Exoplaneten mit eigener Öffnung

(Bericht von Thomas Grunge im Oktober 2019)

Die Zahl der entdeckten Planeten außerhalb unseres eigenen Sonnensystems, sogenannte Exoplaneten, stieg in den letzten Jahren rasant an. Mit hohem technischen Aufwand, durch boden- und weltraumgestützte Instrumente, konnten bis jetzt (Oktober 2019) mindestens 4500 Planeten in fremden Sternsystemen nachgewiesen werden. Mitglieder der Astronomischen Arbeitsgemeinschaft Osnabrück haben bereits mehrfach öffentlich über die Satelliten und Sonden zur Exoplanetenjagd referiert.


Kann der Nachweis auch mit der eigenen Astroausrüstung gelingen?

Da ich bereits variable Sterne photometriert hatte und Erfahrungen in der Erstellung von Lichtkurven sammeln konnte,  entschied ich mich für die Transitmethode. Hierbei wird die Absenkung der Sternhelligkeit gemessen, wenn der Exoplanet aus Sicht der Erde vor einem Stern vorüberzieht.

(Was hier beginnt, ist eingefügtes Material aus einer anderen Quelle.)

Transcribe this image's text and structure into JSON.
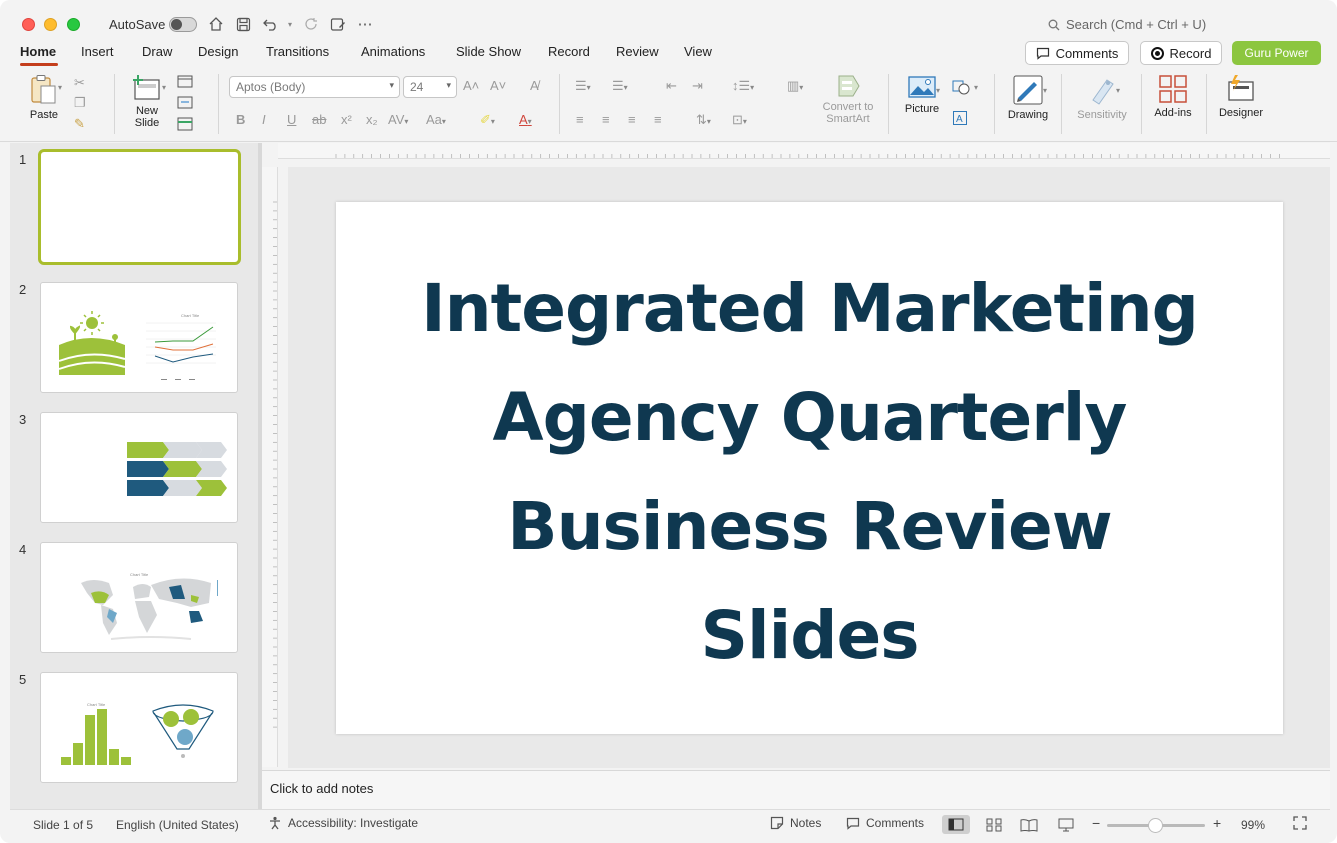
{
  "titlebar": {
    "autosave_label": "AutoSave",
    "search_placeholder": "Search (Cmd + Ctrl + U)"
  },
  "tabs": [
    "Home",
    "Insert",
    "Draw",
    "Design",
    "Transitions",
    "Animations",
    "Slide Show",
    "Record",
    "Review",
    "View"
  ],
  "tab_actions": {
    "comments": "Comments",
    "record": "Record",
    "guru": "Guru Power"
  },
  "ribbon": {
    "paste": "Paste",
    "new_slide": "New Slide",
    "font_name": "Aptos (Body)",
    "font_size": "24",
    "convert_smartart": "Convert to SmartArt",
    "picture": "Picture",
    "drawing": "Drawing",
    "sensitivity": "Sensitivity",
    "addins": "Add-ins",
    "designer": "Designer"
  },
  "thumbnails": [
    {
      "number": "1"
    },
    {
      "number": "2",
      "chart_title": "Chart Title"
    },
    {
      "number": "3"
    },
    {
      "number": "4",
      "chart_title": "Chart Title"
    },
    {
      "number": "5",
      "chart_title": "Chart Title"
    }
  ],
  "slide": {
    "title_lines": [
      "Integrated Marketing",
      "Agency Quarterly",
      "Business Review",
      "Slides"
    ]
  },
  "notes": {
    "placeholder": "Click to add notes"
  },
  "status": {
    "slide_count": "Slide 1 of 5",
    "language": "English (United States)",
    "accessibility": "Accessibility: Investigate",
    "notes": "Notes",
    "comments": "Comments",
    "zoom": "99%"
  },
  "colors": {
    "title_text": "#0f3850",
    "accent_green": "#8cc63f",
    "tab_underline": "#c43e1c",
    "thumb_green": "#9dc13a",
    "thumb_blue": "#1f5a7e"
  }
}
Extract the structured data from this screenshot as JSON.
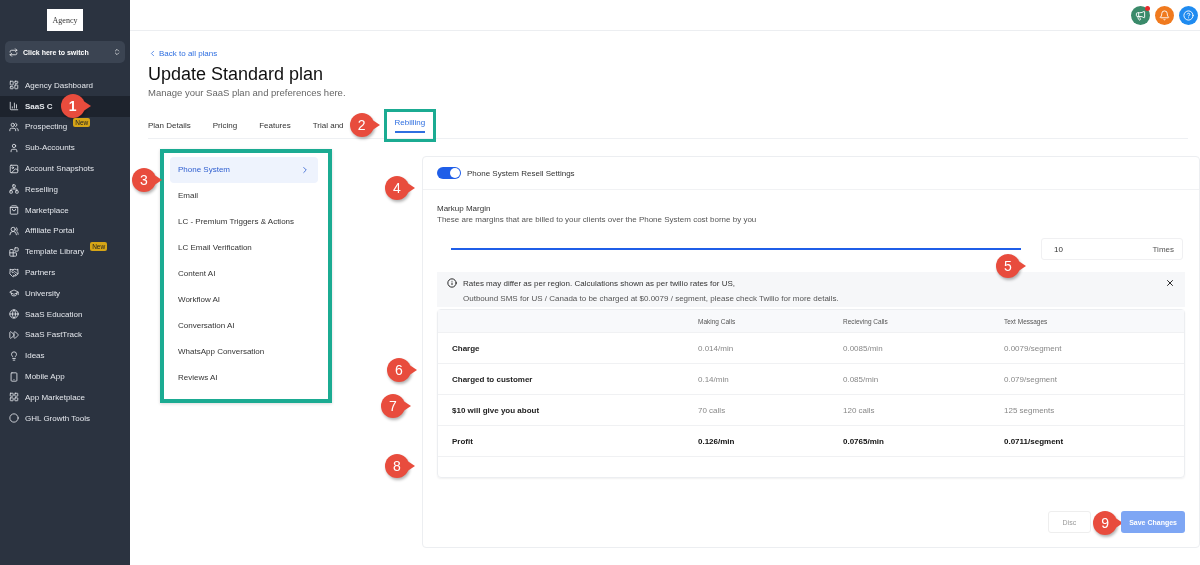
{
  "sidebar": {
    "logo": "Agency",
    "switcher": "Click here to switch",
    "items": [
      {
        "label": "Agency Dashboard",
        "selected": false
      },
      {
        "label": "SaaS C",
        "selected": true
      },
      {
        "label": "Prospecting",
        "selected": false,
        "badge": "New"
      },
      {
        "label": "Sub-Accounts",
        "selected": false
      },
      {
        "label": "Account Snapshots",
        "selected": false
      },
      {
        "label": "Reselling",
        "selected": false
      },
      {
        "label": "Marketplace",
        "selected": false
      },
      {
        "label": "Affiliate Portal",
        "selected": false
      },
      {
        "label": "Template Library",
        "selected": false,
        "badge": "New"
      },
      {
        "label": "Partners",
        "selected": false
      },
      {
        "label": "University",
        "selected": false
      },
      {
        "label": "SaaS Education",
        "selected": false
      },
      {
        "label": "SaaS FastTrack",
        "selected": false
      },
      {
        "label": "Ideas",
        "selected": false
      },
      {
        "label": "Mobile App",
        "selected": false
      },
      {
        "label": "App Marketplace",
        "selected": false
      },
      {
        "label": "GHL Growth Tools",
        "selected": false
      }
    ]
  },
  "topbar": {
    "icons": [
      {
        "color": "#3a8a6a",
        "dot": true
      },
      {
        "color": "#f07a1e",
        "dot": false
      },
      {
        "color": "#1f8bf0",
        "dot": false
      }
    ]
  },
  "back_link": "Back to all plans",
  "title": "Update Standard plan",
  "subtitle": "Manage your SaaS plan and preferences here.",
  "tabs": [
    {
      "label": "Plan Details",
      "selected": false,
      "highlighted": false
    },
    {
      "label": "Pricing",
      "selected": false,
      "highlighted": false
    },
    {
      "label": "Features",
      "selected": false,
      "highlighted": false
    },
    {
      "label": "Trial and",
      "selected": false,
      "highlighted": false
    },
    {
      "label": "Rebilling",
      "selected": true,
      "highlighted": true
    }
  ],
  "side_menu": {
    "highlighted": true,
    "items": [
      {
        "label": "Phone System",
        "selected": true
      },
      {
        "label": "Email",
        "selected": false
      },
      {
        "label": "LC - Premium Triggers & Actions",
        "selected": false
      },
      {
        "label": "LC Email Verification",
        "selected": false
      },
      {
        "label": "Content AI",
        "selected": false
      },
      {
        "label": "Workflow AI",
        "selected": false
      },
      {
        "label": "Conversation AI",
        "selected": false
      },
      {
        "label": "WhatsApp Conversation",
        "selected": false
      },
      {
        "label": "Reviews AI",
        "selected": false
      }
    ]
  },
  "settings": {
    "toggle_label": "Phone System Resell Settings",
    "on": true,
    "markup_title": "Markup Margin",
    "markup_desc": "These are margins that are billed to your clients over the Phone System cost borne by you",
    "slider": {
      "level": 1.0
    },
    "multiplier": "10",
    "unit": "Times",
    "notice": {
      "line1": "Rates may differ as per region. Calculations shown as per twilio rates for US,",
      "line2": "Outbound SMS for US / Canada to be charged at $0.0079 / segment, please check Twilio for more details."
    },
    "table": {
      "columns": [
        "Making Calls",
        "Recieving Calls",
        "Text Messages"
      ],
      "rows": [
        {
          "label": "Charge",
          "cells": [
            "0.014/min",
            "0.0085/min",
            "0.0079/segment"
          ],
          "bold": false
        },
        {
          "label": "Charged to customer",
          "cells": [
            "0.14/min",
            "0.085/min",
            "0.079/segment"
          ],
          "bold": false
        },
        {
          "label": "$10 will give you about",
          "cells": [
            "70 calls",
            "120 calls",
            "125 segments"
          ],
          "bold": false
        },
        {
          "label": "Profit",
          "cells": [
            "0.126/min",
            "0.0765/min",
            "0.0711/segment"
          ],
          "bold": true
        }
      ]
    },
    "discard": "Disc",
    "save": "Save Changes"
  },
  "annotations": [
    "1",
    "2",
    "3",
    "4",
    "5",
    "6",
    "7",
    "8",
    "9"
  ]
}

Mit der bereits in der Photometrie bewährten Astroausrüstung sollte der Nachweis versucht werden. Als Aufnahmeoptik wurde ein 7-Zoll Maksutov mit 1,78m Brennweite mit SBIG-ST10 CCD-Kamera eingesetzt. Die Nachführung erledigte eine Losmandy G11-Montierung. Steuerung von Teleskop, Montierung und Kamera, sowie die Erstellung der Aufnahmeserie erfolgte mit AstroArt 7.


Einen Transit beobachten, aber wen und wann?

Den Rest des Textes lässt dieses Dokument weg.